UK - The Lothian Buses Pension Fund, a part of the Lothian Pension Fund overseen by Edinburgh City Council, has been advised to reduce its allocation to equities by 15% and switch the money into alternative assets.

Edinburgh Council's pensions and trusts committee commissioned a review of the £178.1m (€205.1m) pension fund's investment strategy, based on the results of its 2008 actuarial valuation and an asset liability modelling exercise.

A report by the fund's investment adviser Hymans Robertson, which will be presented to the committee at its next meeting, recommended the investment strategy of the fund should be slightly altered to place more focus on alternative assets.

Recommendations include:

Reducing equity exposure from 70% to 55%; Increasing the alternative asset allocation from the 10% invested in property to 25%; this extra 15% in alternatives be invested in different asset classes such as infrastructure and commodities, and Its allocation to bonds should remain at 20%.

The report claimed the increased allocation to alternatives would "improve diversification for the overall fund", although the choice of investments would be delegated to the Investment Strategy Panel, and restricted by the proposed ranges of investment for the broader asset classes.
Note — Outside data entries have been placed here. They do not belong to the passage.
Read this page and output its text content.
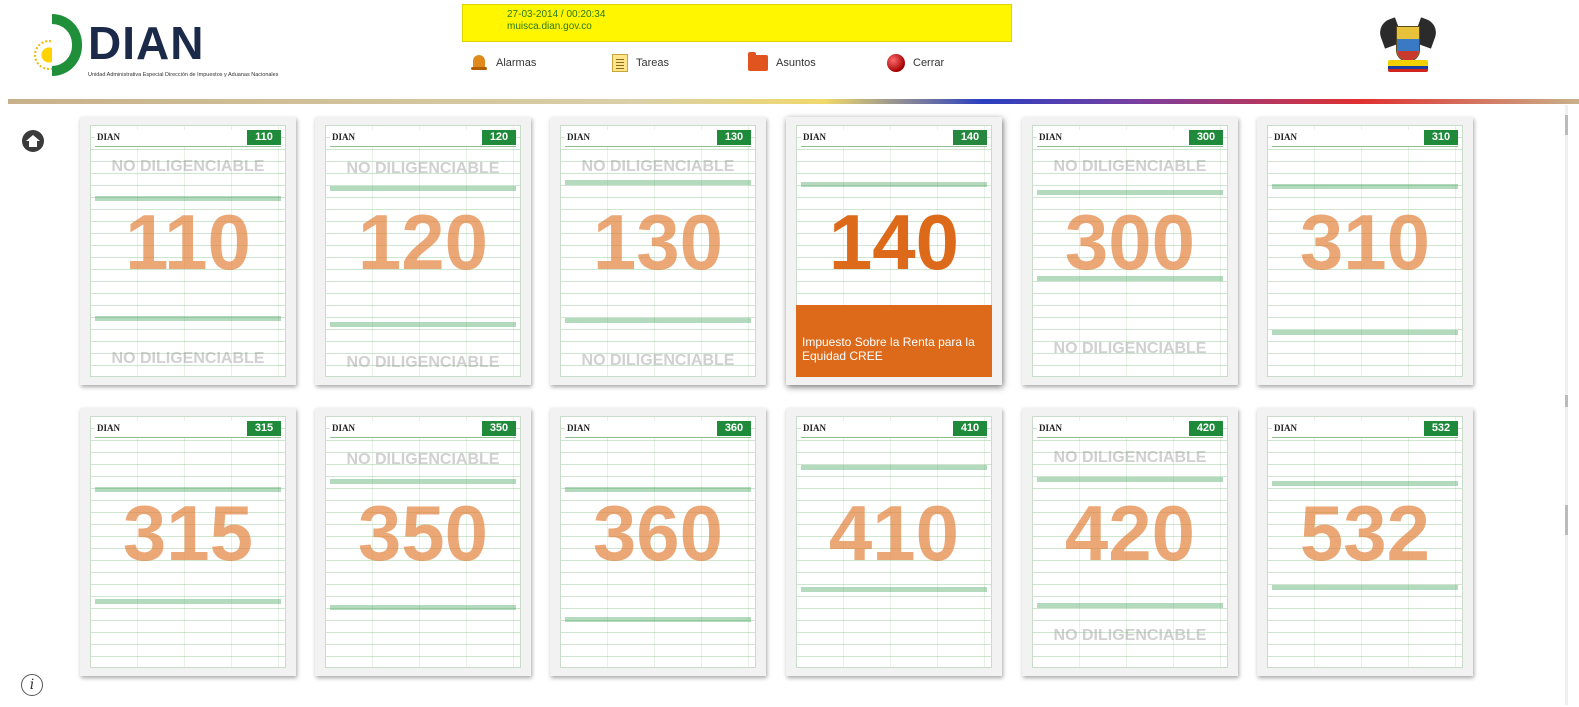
DIAN
Unidad Administrativa Especial Dirección de Impuestos y Aduanas Nacionales
27-03-2014 / 00:20:34
muisca.dian.gov.co
Alarmas	Tareas	Asuntos	Cerrar
i
DIAN	110
NO DILIGENCIABLE
NO DILIGENCIABLE
110
DIAN	120
NO DILIGENCIABLE
NO DILIGENCIABLE
120
DIAN	130
NO DILIGENCIABLE
NO DILIGENCIABLE
130
DIAN	140
140
Impuesto Sobre la Renta para la Equidad CREE
DIAN	300
NO DILIGENCIABLE
NO DILIGENCIABLE
300
DIAN	310
310
DIAN	315
315
DIAN	350
NO DILIGENCIABLE
350
DIAN	360
360
DIAN	410
410
DIAN	420
NO DILIGENCIABLE
NO DILIGENCIABLE
420
DIAN	532
532
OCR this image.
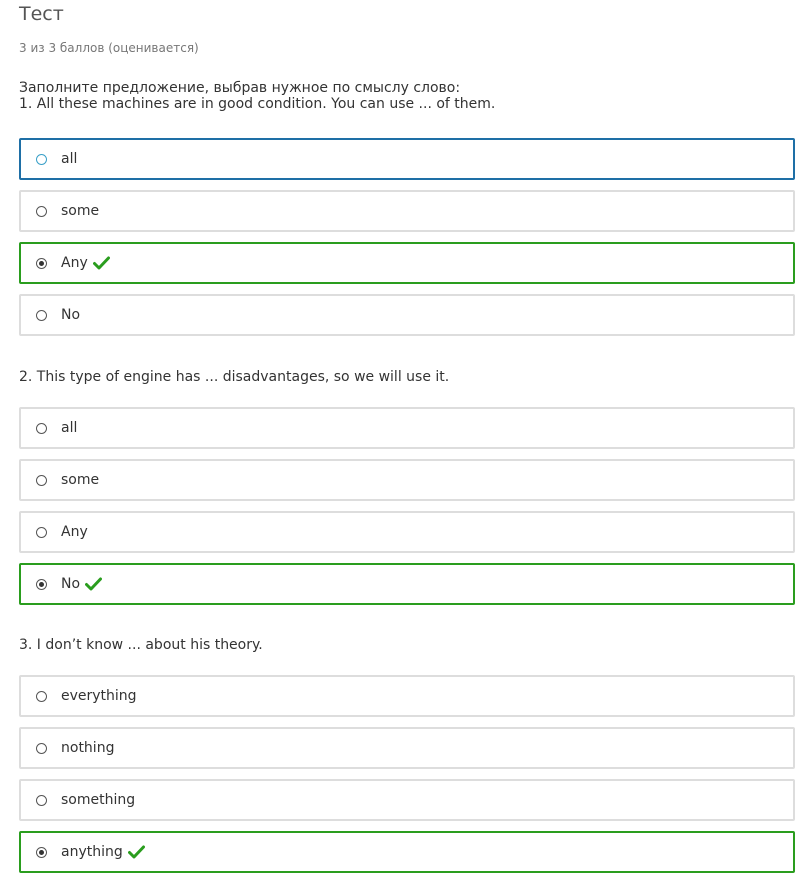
Тест
3 из 3 баллов (оценивается)
Заполните предложение, выбрав нужное по смыслу слово:
1. All these machines are in good condition. You can use ... of them.
all
some
Any
No
2. This type of engine has ... disadvantages, so we will use it.
all
some
Any
No
3. I don’t know ... about his theory.
everything
nothing
something
anything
That said, the report added "there should be no rush to switch from equities to alternative investments due to the recent significant falls in equity markets", and recommended "further analysis" be conducted on suitable benchmark indices, investment manager arrangements and performance targets.

An investment review of the £116.9m Scottish Homes Pension scheme, a closed fund administered by Lothian Pension Fund since 2005, has meanwhile concluded, "there is a less than 50% chance of achieving the target funding level in 2017 if the current strategy is maintained".

The pension fund currently invests 30% in equities, 60% in gilts and 10% in property, but following its actuarial valuation - which reported a draft funding level of 84.8% - the pensions and trusts committee is being warned increases in contributions and/or the level of equities "are required to give a better, arguably a 'reasonable', chance of achieving the funding level in 2017".

The report noted "there is support for an increase in the level of equities from the current level of 30% up to 40%, with a corresponding reduction in the proportion invested in bonds. However, this would expose the fund to a slightly more downside risk of further falls in the funding level".

The report concluded: "Overall, the level to which the proportion of the fund invested in equities is increased should be considered in conjunction with the final results of the 2008 actuarial valuation, up to a maximum of 40%".

The actuarial valuation of the main £2.6bn Lothian Pension Fund is still ongoing, although it reported a draft funding level of 84%, a drop from 85% at the last valuation in 2005.

A review of the performance of all three pension funds revealed in the six months to 30 September 2008, the Lothian pension fund returned -8.2%, and Lothian Buses Pension Funds reported a return of -9.2%, while the Scottish Homes Pension Fund performed slightly better with a negative yield of 3.9%.